Dans cette communauté, de nombreux
psychothérapeutes et
chercheurs occidentaux se sont rassemblés. Notre vie
quotidienne
était imprégnée d’une
dimension
méditative très forte, nous vivions comme dans un
bain de
conscience.
Une synthèse s'est opérée peu
à peu entre
la psychothérapie occidentale et les espaces de la
méditation. La thérapie nous permettant une
compréhension psychologique de nos mécanismes de
fonctionnement . La méditation, nous ouvrant aux dimensions
plus
subtiles de l' énergie .
De retour en France, j'ai poursuivi ma pratique. J’ai suivi
d'autres enseignements, d’autres maîtres et j'ai
commencé à transmettre ce que j'avais
reçu en en
animant des groupes de Tantra.
Qu'est-ce
que le Tantra ?
Le livre de référence du Tantra est le "Vigyana
Bhairava
Tantra"; il vient de l’ Inde, il a 5000 ou 10.000 ans
d’
âge; il recense et condense sous forme d'aphorismes, les
recherches et les expérimentations de nombreuses et
très
anciennes écoles de Tantra.
Tantra signifie : "méthode", Vigyana Bhairava Tantra :
"méthodes d'expansion de la conscience".
Dans leur simplicité et leur étonnante profondeur
ces
pratiques millénaires dépassent et
élargissent les
compréhensions de nos psychologies occidentales.
Quel
est le lien entre entre
psychothérapie et Tantra et comment expliquez vous son
succès en Occident aujourd'hui ?
Freud, Jung et Reich ont préparé le terrain pour
un
renouveau du Tantra en Occident.
L'approche de la psychologie et celle du Tantra ont ce point en commun:
elles sont pragmatiques . Il n’y a pas de vision morale, il y
a
simplement la rencontre de ce que nous sommes.

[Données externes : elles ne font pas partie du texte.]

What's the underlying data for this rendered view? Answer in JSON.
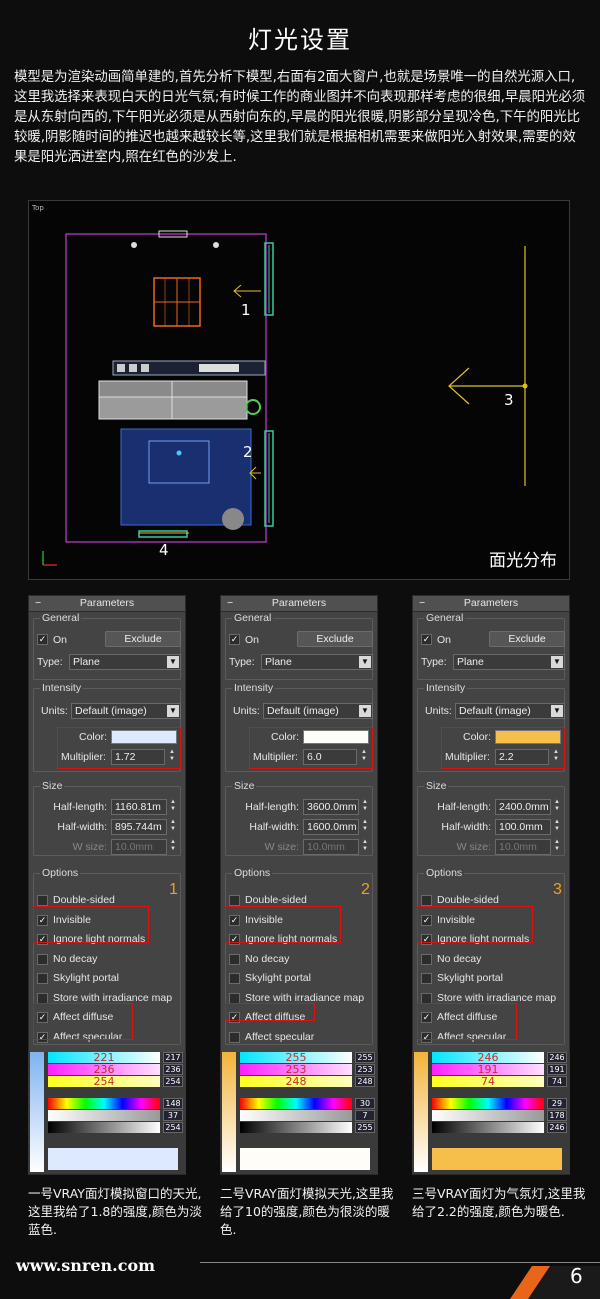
{
  "title": "灯光设置",
  "intro": "模型是为渲染动画简单建的,首先分析下模型,右面有2面大窗户,也就是场景唯一的自然光源入口,这里我选择来表现白天的日光气氛;有时候工作的商业图并不向表现那样考虑的很细,早晨阳光必须是从东射向西的,下午阳光必须是从西射向东的,早晨的阳光很暖,阴影部分呈现冷色,下午的阳光比较暖,阴影随时间的推迟也越来越较长等,这里我们就是根据相机需要来做阳光入射效果,需要的效果是阳光洒进室内,照在红色的沙发上.",
  "viewport": {
    "label": "Top",
    "caption": "面光分布",
    "markers": [
      "1",
      "2",
      "3",
      "4"
    ]
  },
  "panels": [
    {
      "header": "Parameters",
      "general_label": "General",
      "on_label": "On",
      "exclude_label": "Exclude",
      "type_label": "Type:",
      "type_value": "Plane",
      "intensity_label": "Intensity",
      "units_label": "Units:",
      "units_value": "Default (image)",
      "color_label": "Color:",
      "color_value": "#dce9ff",
      "multiplier_label": "Multiplier:",
      "multiplier_value": "1.72",
      "size_label": "Size",
      "half_length_label": "Half-length:",
      "half_length_value": "1160.81m",
      "half_width_label": "Half-width:",
      "half_width_value": "895.744m",
      "wsize_label": "W size:",
      "wsize_value": "10.0mm",
      "options_label": "Options",
      "badge": "1",
      "options": [
        {
          "label": "Double-sided",
          "checked": false
        },
        {
          "label": "Invisible",
          "checked": true
        },
        {
          "label": "Ignore light normals",
          "checked": true
        },
        {
          "label": "No decay",
          "checked": false
        },
        {
          "label": "Skylight portal",
          "checked": false
        },
        {
          "label": "Store with irradiance map",
          "checked": false
        },
        {
          "label": "Affect diffuse",
          "checked": true
        },
        {
          "label": "Affect specular",
          "checked": true
        }
      ],
      "picker": {
        "rgb": [
          "221",
          "236",
          "254"
        ],
        "rgb_side": [
          "217",
          "236",
          "254"
        ],
        "hsv_side": [
          "148",
          "37",
          "254"
        ],
        "preview": "#dce9ff",
        "bar_color": "#7fb3f0"
      },
      "caption": "一号VRAY面灯模拟窗口的天光,这里我给了1.8的强度,颜色为淡蓝色."
    },
    {
      "header": "Parameters",
      "general_label": "General",
      "on_label": "On",
      "exclude_label": "Exclude",
      "type_label": "Type:",
      "type_value": "Plane",
      "intensity_label": "Intensity",
      "units_label": "Units:",
      "units_value": "Default (image)",
      "color_label": "Color:",
      "color_value": "#fffdf8",
      "multiplier_label": "Multiplier:",
      "multiplier_value": "6.0",
      "size_label": "Size",
      "half_length_label": "Half-length:",
      "half_length_value": "3600.0mm",
      "half_width_label": "Half-width:",
      "half_width_value": "1600.0mm",
      "wsize_label": "W size:",
      "wsize_value": "10.0mm",
      "options_label": "Options",
      "badge": "2",
      "options": [
        {
          "label": "Double-sided",
          "checked": false
        },
        {
          "label": "Invisible",
          "checked": true
        },
        {
          "label": "Ignore light normals",
          "checked": true
        },
        {
          "label": "No decay",
          "checked": false
        },
        {
          "label": "Skylight portal",
          "checked": false
        },
        {
          "label": "Store with irradiance map",
          "checked": false
        },
        {
          "label": "Affect diffuse",
          "checked": true
        },
        {
          "label": "Affect specular",
          "checked": false
        }
      ],
      "picker": {
        "rgb": [
          "255",
          "253",
          "248"
        ],
        "rgb_side": [
          "255",
          "253",
          "248"
        ],
        "hsv_side": [
          "30",
          "7",
          "255"
        ],
        "preview": "#fffdf8",
        "bar_color": "#f2b33a"
      },
      "caption": "二号VRAY面灯模拟天光,这里我给了10的强度,颜色为很淡的暖色."
    },
    {
      "header": "Parameters",
      "general_label": "General",
      "on_label": "On",
      "exclude_label": "Exclude",
      "type_label": "Type:",
      "type_value": "Plane",
      "intensity_label": "Intensity",
      "units_label": "Units:",
      "units_value": "Default (image)",
      "color_label": "Color:",
      "color_value": "#f6bf4a",
      "multiplier_label": "Multiplier:",
      "multiplier_value": "2.2",
      "size_label": "Size",
      "half_length_label": "Half-length:",
      "half_length_value": "2400.0mm",
      "half_width_label": "Half-width:",
      "half_width_value": "100.0mm",
      "wsize_label": "W size:",
      "wsize_value": "10.0mm",
      "options_label": "Options",
      "badge": "3",
      "options": [
        {
          "label": "Double-sided",
          "checked": false
        },
        {
          "label": "Invisible",
          "checked": true
        },
        {
          "label": "Ignore light normals",
          "checked": true
        },
        {
          "label": "No decay",
          "checked": false
        },
        {
          "label": "Skylight portal",
          "checked": false
        },
        {
          "label": "Store with irradiance map",
          "checked": false
        },
        {
          "label": "Affect diffuse",
          "checked": true
        },
        {
          "label": "Affect specular",
          "checked": true
        }
      ],
      "picker": {
        "rgb": [
          "246",
          "191",
          "74"
        ],
        "rgb_side": [
          "246",
          "191",
          "74"
        ],
        "hsv_side": [
          "29",
          "178",
          "246"
        ],
        "preview": "#f6bf4a",
        "bar_color": "#f2b33a"
      },
      "caption": "三号VRAY面灯为气氛灯,这里我给了2.2的强度,颜色为暖色."
    }
  ],
  "footer": {
    "url": "www.snren.com",
    "page": "6"
  }
}
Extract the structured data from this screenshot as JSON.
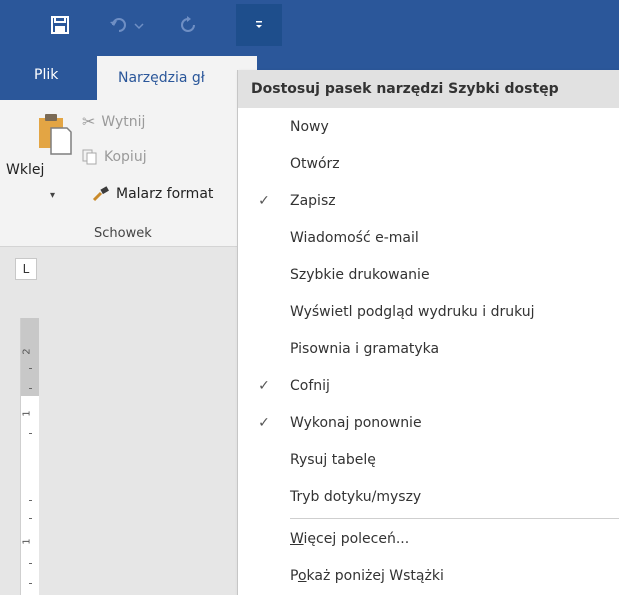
{
  "quick_access": {
    "save_icon": "floppy-disk-icon",
    "undo_icon": "undo-icon",
    "redo_icon": "redo-icon",
    "customize_icon": "customize-dropdown-icon"
  },
  "tabs": {
    "file": "Plik",
    "home_partial": "Narzędzia gł"
  },
  "ribbon": {
    "paste": "Wklej",
    "cut": "Wytnij",
    "copy": "Kopiuj",
    "format_painter": "Malarz format",
    "group_label": "Schowek"
  },
  "ruler": {
    "corner": "L",
    "numbers": [
      "2",
      "1",
      "1"
    ]
  },
  "menu": {
    "title": "Dostosuj pasek narzędzi Szybki dostęp",
    "items": [
      {
        "label": "Nowy",
        "checked": false
      },
      {
        "label": "Otwórz",
        "checked": false
      },
      {
        "label": "Zapisz",
        "checked": true
      },
      {
        "label": "Wiadomość e-mail",
        "checked": false
      },
      {
        "label": "Szybkie drukowanie",
        "checked": false
      },
      {
        "label": "Wyświetl podgląd wydruku i drukuj",
        "checked": false
      },
      {
        "label": "Pisownia i gramatyka",
        "checked": false
      },
      {
        "label": "Cofnij",
        "checked": true
      },
      {
        "label": "Wykonaj ponownie",
        "checked": true
      },
      {
        "label": "Rysuj tabelę",
        "checked": false
      },
      {
        "label": "Tryb dotyku/myszy",
        "checked": false
      }
    ],
    "more_commands": {
      "mnemonic": "W",
      "rest": "ięcej poleceń..."
    },
    "show_below": {
      "before": "P",
      "mnemonic": "o",
      "rest": "każ poniżej Wstążki"
    },
    "check_glyph": "✓"
  },
  "colors": {
    "title_bar": "#2b579a",
    "ribbon_bg": "#f3f3f3",
    "menu_header_bg": "#e1e1e1"
  }
}
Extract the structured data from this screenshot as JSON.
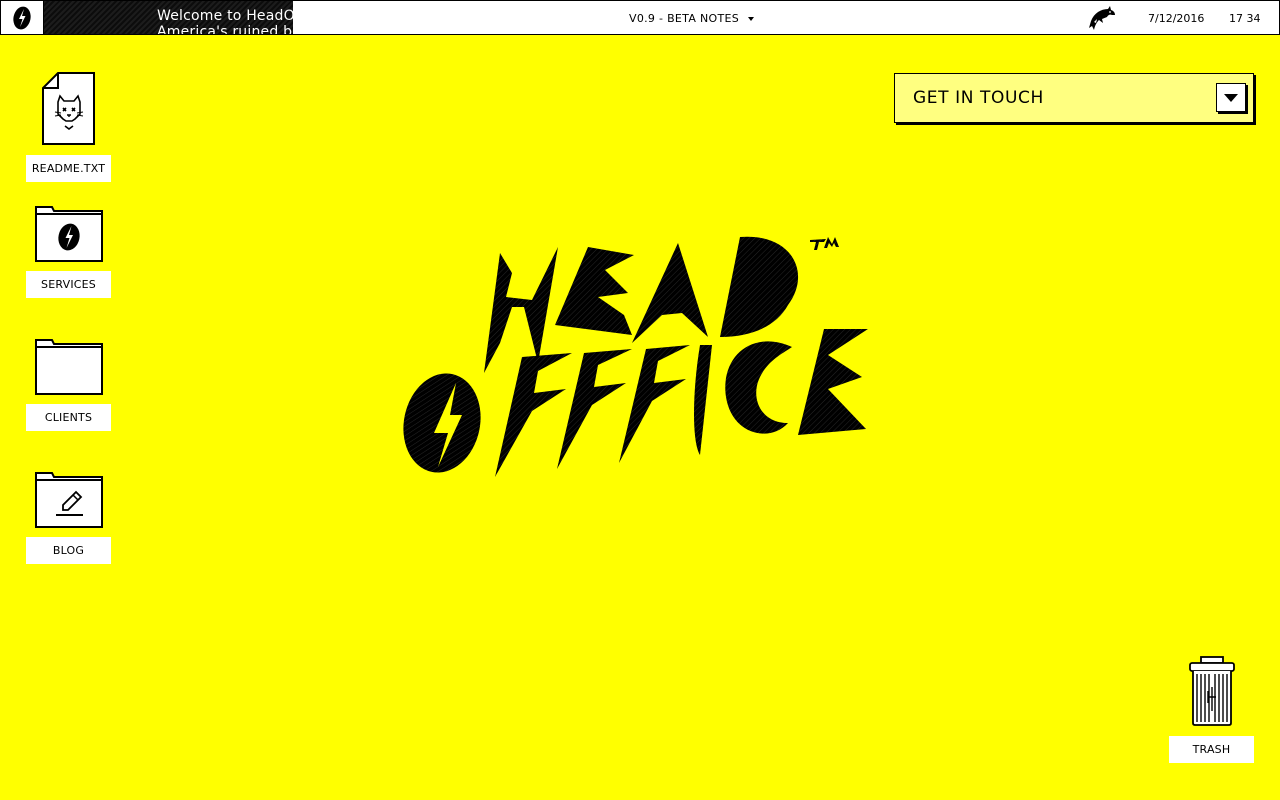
{
  "menubar": {
    "logo_icon": "bolt-coffee-bean-icon",
    "ticker_text": "Welcome to HeadO\nAmerica's ruined b",
    "version_label": "V0.9 - BETA NOTES",
    "dolphin_icon": "dolphin-icon",
    "date": "7/12/2016",
    "time": "17 34"
  },
  "desktop": {
    "icons": [
      {
        "label": "README.TXT",
        "icon": "cat-document-icon"
      },
      {
        "label": "SERVICES",
        "icon": "bolt-folder-icon"
      },
      {
        "label": "CLIENTS",
        "icon": "folder-icon"
      },
      {
        "label": "BLOG",
        "icon": "pencil-folder-icon"
      }
    ],
    "trash": {
      "label": "TRASH",
      "icon": "trash-can-icon"
    }
  },
  "contact": {
    "label": "GET IN TOUCH",
    "toggle_icon": "caret-down-icon"
  },
  "brand": {
    "line1": "HEAD",
    "line2": "OFFICE",
    "tm": "TM",
    "background": "#ffff00",
    "accent": "#000000"
  }
}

Les religions ont fait l’inverse : elles nous ont
séparé de notre réalité en
nous proposant
un idéal de perfection impossible à atteindre ;
elles ont
implanté en nous la culpabilité.
Avec la psychanalyse et les diverses formes de
psychothérapies
inspirées d’elle, l'homme retrouve son
humanité; il
valorise ce qu’il est ; il se réapproprie ses
désirs et sa sexualité.
Vous
dites que le Tantra est avant tout un
état d'esprit ?
Oui, le Tantra , ce n’est pas adhérer à
des
croyances ou à des dogmes ; ce n’est pas
répéter des rituels extérieurs
à soi .
Ce n’est pas non plus appliquer des techniques pour atteindre
des
états extraordinaires. Le but n'est pas de
contrôler l'
énergie mais de s'y abandonner, entrer dans un
état de
"non-faire" , sans effort, se laisser guider par l’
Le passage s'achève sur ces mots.